A los optimistas, de parte de Leopardi
PALINODIA DE LEOPARDI AL MARQUÉS GINO CAPPONI
Traducción de Marcelino Menéndez Pelayo (1883)
Erré, cándido Gino, largo tiempo, y grandemente erré. Mísera y vana juzgué la vida; insulsa más que todas esta presente edad. Intolerable fue y pareció mi lengua a la dichosa prole mortal, si es que mortal se puede llamar el hombre. Entre desdén y asombro, del Edén odorífero en que habita, rio la alta progenie afortunada y me llamó infeliz, y de placeres incapaz o inexperto, pues mi hado juzgué común, y de mi mal consorte al humano linaje. Al fin mis ojos hirió la diaria luz de las gacetas, entre el humo volátil del cigarro y el ruido de crujientes pastelillos, entre el rumor de sacudidas tazas y blandidas cucharas, ante el grito ordenador de helados y bebidas cual voz de mando.
Y confesé humillado la pública alegría y las dulzuras del destino mortal noble y excelso; y vi el valor de las terrenas cosas, y toda flores la carrera humana, las obras estupendas, las virtudes, alto saber, estudios y prudencia de nuestro siglo. De la Osa al Nilo, del Catay a Marruecos, y de Goa a Boston, vi correr reinos, ducados e imperios, anhelantes tras las huellas de la felicidad y asirla casi por los flotantes rizos, o a los menos por la cola del manto. Y esto viendo y meditando las profundas hojas, del grave antiguo error que me cegaba y aun de mí mismo yo tuve vergüenza.
Áureo siglo, Marqués, hilan ahora los husos de las Parcas. Todo diario en varias lenguas y columnas varias, de todas partes lo promete al mundo.
Universal amor, ferradas vías, vapor, tipos, comercio y aun el cólera, los más lejanos pueblos y naciones en lazo estrecharán; ni maravilla será que suden leche las encinas y miel los robles, o danzando giren a los sones de un vals.

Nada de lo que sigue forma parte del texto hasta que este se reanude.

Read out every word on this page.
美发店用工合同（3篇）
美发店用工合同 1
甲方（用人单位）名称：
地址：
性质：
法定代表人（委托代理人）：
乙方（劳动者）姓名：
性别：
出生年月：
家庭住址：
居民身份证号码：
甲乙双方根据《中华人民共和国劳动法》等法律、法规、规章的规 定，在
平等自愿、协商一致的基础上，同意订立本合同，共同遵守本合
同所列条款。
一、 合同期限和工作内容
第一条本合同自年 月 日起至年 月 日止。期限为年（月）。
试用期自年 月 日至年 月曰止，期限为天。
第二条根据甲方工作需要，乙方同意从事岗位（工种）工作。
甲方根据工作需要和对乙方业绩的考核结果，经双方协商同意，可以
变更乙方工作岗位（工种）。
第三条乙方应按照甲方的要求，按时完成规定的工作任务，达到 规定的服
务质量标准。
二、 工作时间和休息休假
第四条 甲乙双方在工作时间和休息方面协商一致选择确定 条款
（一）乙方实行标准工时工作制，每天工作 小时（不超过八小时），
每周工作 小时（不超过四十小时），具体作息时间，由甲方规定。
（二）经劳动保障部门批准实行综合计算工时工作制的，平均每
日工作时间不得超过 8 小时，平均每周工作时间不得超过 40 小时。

Tanto ha crecido el poder de retortas y alambiques y máquinas del cielo emuladoras, y tanto crecerá, volando siempre de progreso en progreso, sin medida, de Cam, de Sem y de Jafet la prole.
No cual un día comerá bellotas si el hambre no la obliga; el duro hierro no depondrá. Con pólizas de cambio satisfecha tal vez, la plata y oro despreciará la generosa estirpe; mas no de sangre de los suyos nunca su mano ha de lavar; antes cubierta será de estragos, con la vieja Europa, del Atlántico mar la otra ribera, fresca nodriza de sin par cultura; y en campo lidiarán fraternas huestes por pimienta o aromas o canela o por el jugo de melosa caña, o alguna otra razón, práctica y útil.

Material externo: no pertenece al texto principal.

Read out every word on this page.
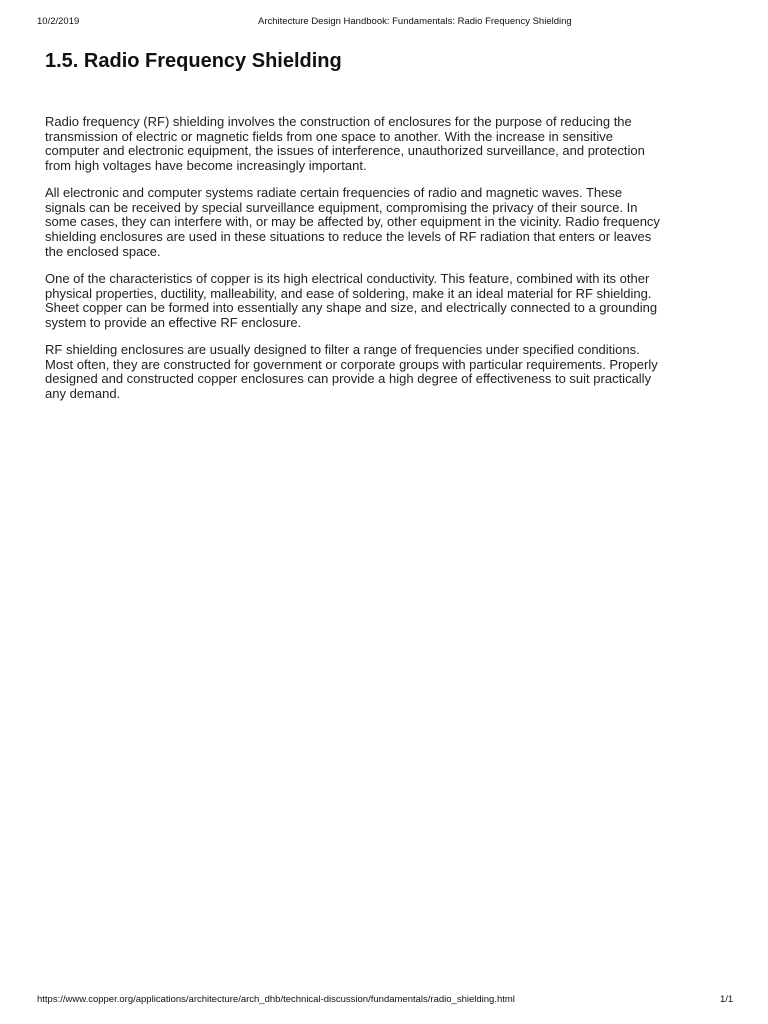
10/2/2019	Architecture Design Handbook: Fundamentals: Radio Frequency Shielding
1.5. Radio Frequency Shielding
Radio frequency (RF) shielding involves the construction of enclosures for the purpose of reducing the
transmission of electric or magnetic fields from one space to another. With the increase in sensitive
computer and electronic equipment, the issues of interference, unauthorized surveillance, and protection
from high voltages have become increasingly important.
All electronic and computer systems radiate certain frequencies of radio and magnetic waves. These
signals can be received by special surveillance equipment, compromising the privacy of their source. In
some cases, they can interfere with, or may be affected by, other equipment in the vicinity. Radio frequency
shielding enclosures are used in these situations to reduce the levels of RF radiation that enters or leaves
the enclosed space.
One of the characteristics of copper is its high electrical conductivity. This feature, combined with its other
physical properties, ductility, malleability, and ease of soldering, make it an ideal material for RF shielding.
Sheet copper can be formed into essentially any shape and size, and electrically connected to a grounding
system to provide an effective RF enclosure.
RF shielding enclosures are usually designed to filter a range of frequencies under specified conditions.
Most often, they are constructed for government or corporate groups with particular requirements. Properly
designed and constructed copper enclosures can provide a high degree of effectiveness to suit practically
any demand.
https://www.copper.org/applications/architecture/arch_dhb/technical-discussion/fundamentals/radio_shielding.html	1/1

Y valor y virtud, y fe y modestia, y amor a la justicia, escarnecidos y de toda república arrojados como siempre serán; que es su destino estar siempre debajo. Torpe fraude y audacia impune elevarán su frente, nacidas a reinar. De imperio y fuerza, ya unidas en un haz, ya separadas, abusará quienquiera que los rija; no importa el nombre. Que esta ley grabaron Hado y Natura en tablas de diamante, y no la borrarán con sus centellas Volta ni Davy, ni Inglaterra toda con las máquinas suyas, ni en un Ganges de políticas hojas nuestro siglo ha de anegarla.
Siempre el vil en fiesta, siempre el bueno en tristeza; conjurado el mundo todo contra excelsas almas; del verdadero honor perseguidoras calumnia, odio y envidia; de los fuertes despojo el débil, de los ricos siervo el ayuno mendigo, en toda forma de público gobierno, cerca o lejos del polo o de la eclíptica, y por siempre, si al humano linaje esta morada o la lumbre del sol no se nos niega.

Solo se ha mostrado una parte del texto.